Today i`ve pulled latest version and tried to train Pascal VOC dataset.
here is my network configuration
Screenshot from 2019-04-12 16-29-18

command
Screenshot from 2019-04-12 16-29-30

and result
Screenshot from 2019-04-12 16-29-50

as you see it takes 20Gb of memory, which is almost similar.

aprentis on 12 Apr 2019

👍1

@aprentis Thanks!

Can you show screenshot when Darknet is crashed during Training on Pascal VOC dataset?

Did you compile OpenCV in Release mode?

Do you have only one CUDA version on this PC?

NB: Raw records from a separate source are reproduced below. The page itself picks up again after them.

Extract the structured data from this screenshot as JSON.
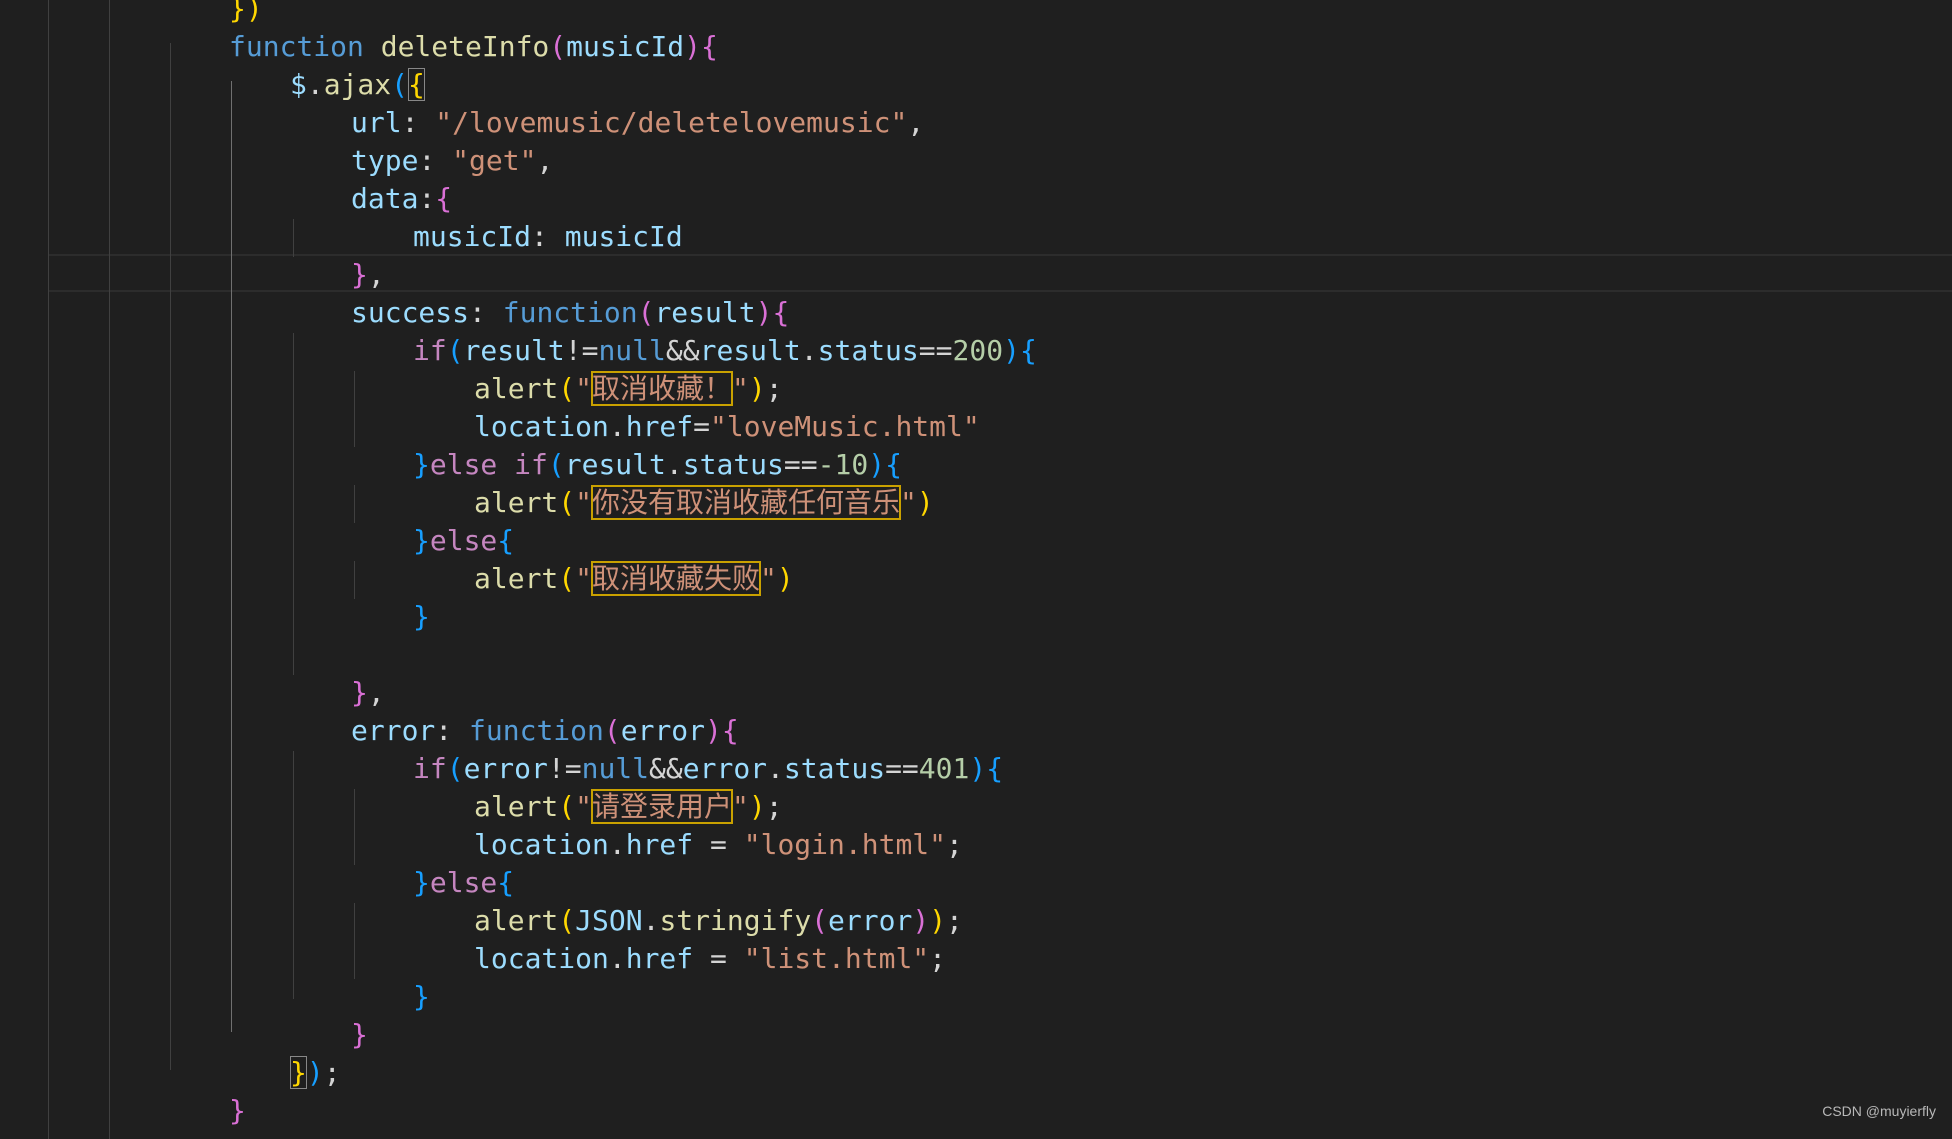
{
  "colors": {
    "background": "#1f1f1f",
    "keyword": "#569cd6",
    "control": "#c586c0",
    "function": "#dcdcaa",
    "variable": "#9cdcfe",
    "string": "#ce9178",
    "number": "#b5cea8",
    "plain": "#d4d4d4",
    "bracket1": "#ffd700",
    "bracket2": "#da70d6",
    "bracket3": "#179fff",
    "highlight_box": "#c9a100"
  },
  "code_lines": [
    [
      [
        "})",
        "#ffd700"
      ]
    ],
    [
      [
        "function ",
        "#569cd6"
      ],
      [
        "deleteInfo",
        "#dcdcaa"
      ],
      [
        "(",
        "#da70d6"
      ],
      [
        "musicId",
        "#9cdcfe"
      ],
      [
        ")",
        "#da70d6"
      ],
      [
        "{",
        "#da70d6"
      ]
    ],
    [
      [
        "$",
        "#9cdcfe"
      ],
      [
        ".",
        "#d4d4d4"
      ],
      [
        "ajax",
        "#dcdcaa"
      ],
      [
        "(",
        "#179fff"
      ],
      [
        "{",
        "#ffd700",
        "bm"
      ]
    ],
    [
      [
        "url",
        "#9cdcfe"
      ],
      [
        ": ",
        "#d4d4d4"
      ],
      [
        "\"/lovemusic/deletelovemusic\"",
        "#ce9178"
      ],
      [
        ",",
        "#d4d4d4"
      ]
    ],
    [
      [
        "type",
        "#9cdcfe"
      ],
      [
        ": ",
        "#d4d4d4"
      ],
      [
        "\"get\"",
        "#ce9178"
      ],
      [
        ",",
        "#d4d4d4"
      ]
    ],
    [
      [
        "data",
        "#9cdcfe"
      ],
      [
        ":",
        "#d4d4d4"
      ],
      [
        "{",
        "#da70d6"
      ]
    ],
    [
      [
        "musicId",
        "#9cdcfe"
      ],
      [
        ": ",
        "#d4d4d4"
      ],
      [
        "musicId",
        "#9cdcfe"
      ]
    ],
    [
      [
        "}",
        "#da70d6"
      ],
      [
        ",",
        "#d4d4d4"
      ]
    ],
    [
      [
        "success",
        "#9cdcfe"
      ],
      [
        ": ",
        "#d4d4d4"
      ],
      [
        "function",
        "#569cd6"
      ],
      [
        "(",
        "#da70d6"
      ],
      [
        "result",
        "#9cdcfe"
      ],
      [
        ")",
        "#da70d6"
      ],
      [
        "{",
        "#da70d6"
      ]
    ],
    [
      [
        "if",
        "#c586c0"
      ],
      [
        "(",
        "#179fff"
      ],
      [
        "result",
        "#9cdcfe"
      ],
      [
        "!=",
        "#d4d4d4"
      ],
      [
        "null",
        "#569cd6"
      ],
      [
        "&&",
        "#d4d4d4"
      ],
      [
        "result",
        "#9cdcfe"
      ],
      [
        ".",
        "#d4d4d4"
      ],
      [
        "status",
        "#9cdcfe"
      ],
      [
        "==",
        "#d4d4d4"
      ],
      [
        "200",
        "#b5cea8"
      ],
      [
        ")",
        "#179fff"
      ],
      [
        "{",
        "#179fff"
      ]
    ],
    [
      [
        "alert",
        "#dcdcaa"
      ],
      [
        "(",
        "#ffd700"
      ],
      [
        "\"",
        "#ce9178"
      ],
      [
        "取消收藏！",
        "#ce9178",
        "boxed"
      ],
      [
        "\"",
        "#ce9178"
      ],
      [
        ")",
        "#ffd700"
      ],
      [
        ";",
        "#d4d4d4"
      ]
    ],
    [
      [
        "location",
        "#9cdcfe"
      ],
      [
        ".",
        "#d4d4d4"
      ],
      [
        "href",
        "#9cdcfe"
      ],
      [
        "=",
        "#d4d4d4"
      ],
      [
        "\"loveMusic.html\"",
        "#ce9178"
      ]
    ],
    [
      [
        "}",
        "#179fff"
      ],
      [
        "else ",
        "#c586c0"
      ],
      [
        "if",
        "#c586c0"
      ],
      [
        "(",
        "#179fff"
      ],
      [
        "result",
        "#9cdcfe"
      ],
      [
        ".",
        "#d4d4d4"
      ],
      [
        "status",
        "#9cdcfe"
      ],
      [
        "==",
        "#d4d4d4"
      ],
      [
        "-10",
        "#b5cea8"
      ],
      [
        ")",
        "#179fff"
      ],
      [
        "{",
        "#179fff"
      ]
    ],
    [
      [
        "alert",
        "#dcdcaa"
      ],
      [
        "(",
        "#ffd700"
      ],
      [
        "\"",
        "#ce9178"
      ],
      [
        "你没有取消收藏任何音乐",
        "#ce9178",
        "boxed"
      ],
      [
        "\"",
        "#ce9178"
      ],
      [
        ")",
        "#ffd700"
      ]
    ],
    [
      [
        "}",
        "#179fff"
      ],
      [
        "else",
        "#c586c0"
      ],
      [
        "{",
        "#179fff"
      ]
    ],
    [
      [
        "alert",
        "#dcdcaa"
      ],
      [
        "(",
        "#ffd700"
      ],
      [
        "\"",
        "#ce9178"
      ],
      [
        "取消收藏失败",
        "#ce9178",
        "boxed"
      ],
      [
        "\"",
        "#ce9178"
      ],
      [
        ")",
        "#ffd700"
      ]
    ],
    [
      [
        "}",
        "#179fff"
      ]
    ],
    [],
    [
      [
        "}",
        "#da70d6"
      ],
      [
        ",",
        "#d4d4d4"
      ]
    ],
    [
      [
        "error",
        "#9cdcfe"
      ],
      [
        ": ",
        "#d4d4d4"
      ],
      [
        "function",
        "#569cd6"
      ],
      [
        "(",
        "#da70d6"
      ],
      [
        "error",
        "#9cdcfe"
      ],
      [
        ")",
        "#da70d6"
      ],
      [
        "{",
        "#da70d6"
      ]
    ],
    [
      [
        "if",
        "#c586c0"
      ],
      [
        "(",
        "#179fff"
      ],
      [
        "error",
        "#9cdcfe"
      ],
      [
        "!=",
        "#d4d4d4"
      ],
      [
        "null",
        "#569cd6"
      ],
      [
        "&&",
        "#d4d4d4"
      ],
      [
        "error",
        "#9cdcfe"
      ],
      [
        ".",
        "#d4d4d4"
      ],
      [
        "status",
        "#9cdcfe"
      ],
      [
        "==",
        "#d4d4d4"
      ],
      [
        "401",
        "#b5cea8"
      ],
      [
        ")",
        "#179fff"
      ],
      [
        "{",
        "#179fff"
      ]
    ],
    [
      [
        "alert",
        "#dcdcaa"
      ],
      [
        "(",
        "#ffd700"
      ],
      [
        "\"",
        "#ce9178"
      ],
      [
        "请登录用户",
        "#ce9178",
        "boxed"
      ],
      [
        "\"",
        "#ce9178"
      ],
      [
        ")",
        "#ffd700"
      ],
      [
        ";",
        "#d4d4d4"
      ]
    ],
    [
      [
        "location",
        "#9cdcfe"
      ],
      [
        ".",
        "#d4d4d4"
      ],
      [
        "href",
        "#9cdcfe"
      ],
      [
        " = ",
        "#d4d4d4"
      ],
      [
        "\"login.html\"",
        "#ce9178"
      ],
      [
        ";",
        "#d4d4d4"
      ]
    ],
    [
      [
        "}",
        "#179fff"
      ],
      [
        "else",
        "#c586c0"
      ],
      [
        "{",
        "#179fff"
      ]
    ],
    [
      [
        "alert",
        "#dcdcaa"
      ],
      [
        "(",
        "#ffd700"
      ],
      [
        "JSON",
        "#9cdcfe"
      ],
      [
        ".",
        "#d4d4d4"
      ],
      [
        "stringify",
        "#dcdcaa"
      ],
      [
        "(",
        "#da70d6"
      ],
      [
        "error",
        "#9cdcfe"
      ],
      [
        ")",
        "#da70d6"
      ],
      [
        ")",
        "#ffd700"
      ],
      [
        ";",
        "#d4d4d4"
      ]
    ],
    [
      [
        "location",
        "#9cdcfe"
      ],
      [
        ".",
        "#d4d4d4"
      ],
      [
        "href",
        "#9cdcfe"
      ],
      [
        " = ",
        "#d4d4d4"
      ],
      [
        "\"list.html\"",
        "#ce9178"
      ],
      [
        ";",
        "#d4d4d4"
      ]
    ],
    [
      [
        "}",
        "#179fff"
      ]
    ],
    [
      [
        "}",
        "#da70d6"
      ]
    ],
    [
      [
        "}",
        "#ffd700",
        "bm"
      ],
      [
        ")",
        "#179fff"
      ],
      [
        ";",
        "#d4d4d4"
      ]
    ],
    [
      [
        "}",
        "#da70d6"
      ]
    ]
  ],
  "watermark": "CSDN @muyierfly"
}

Can you show output of commands?

nvcc --version
nvidia-smi
gcc --versions

AlexeyAB on 12 Apr 2019

@AlexeyAB
I`ll wait several hours to see if Darknet crashes or not.
OpenCVwas built is Release mode.
Screenshot from 2019-04-12 17-00-44

aprentis on 12 Apr 2019

👍1

@AlexeyAB I ran latest version of darknet on my 2x1080 configuration with Pascal VOC dataset. It took ~40 Gb of memory.
Screenshot from 2019-04-12 20-06-09

It crushed after ~500 iterations with CUDA Assertion 0' failed. Now i restarted the process and its running correctly, using 40 Gb permamently.

aprentis on 12 Apr 2019

👍1

@aprentis

Do you mean, that sometimes Darknet is crashed, but sometimes isn't?
Does it happen if you train with only 1 GPU (without -gpus 0,1 flag)?

AlexeyAB on 12 Apr 2019

@AlexeyAB
Yes, the latest version crashes every 400-500 iterations with -gpus 0,1 flag.
Now i've launched it to train on Pascal VOC without this flag.
It took almost 30 Gb virtual memory using one 1080 card.
Screenshot from 2019-04-12 20-55-32

aprentis on 12 Apr 2019

@AlexeyAB Some news about this leak.

I`ve used another PC with ubuntu 16.04. and made clean install of nvidia-418 driver, Cuda 10.1 and OpenCV 3.4.5..

Here i have a full yolov3, and tiny version both training. I`ve used a small dataset(1 class, <300 files)
screen
As you see, it still takes quite a lot of memory.

aprentis on 14 Apr 2019

👍2

I have same problem，I disable opencv on makefile and rebuild it will fix it。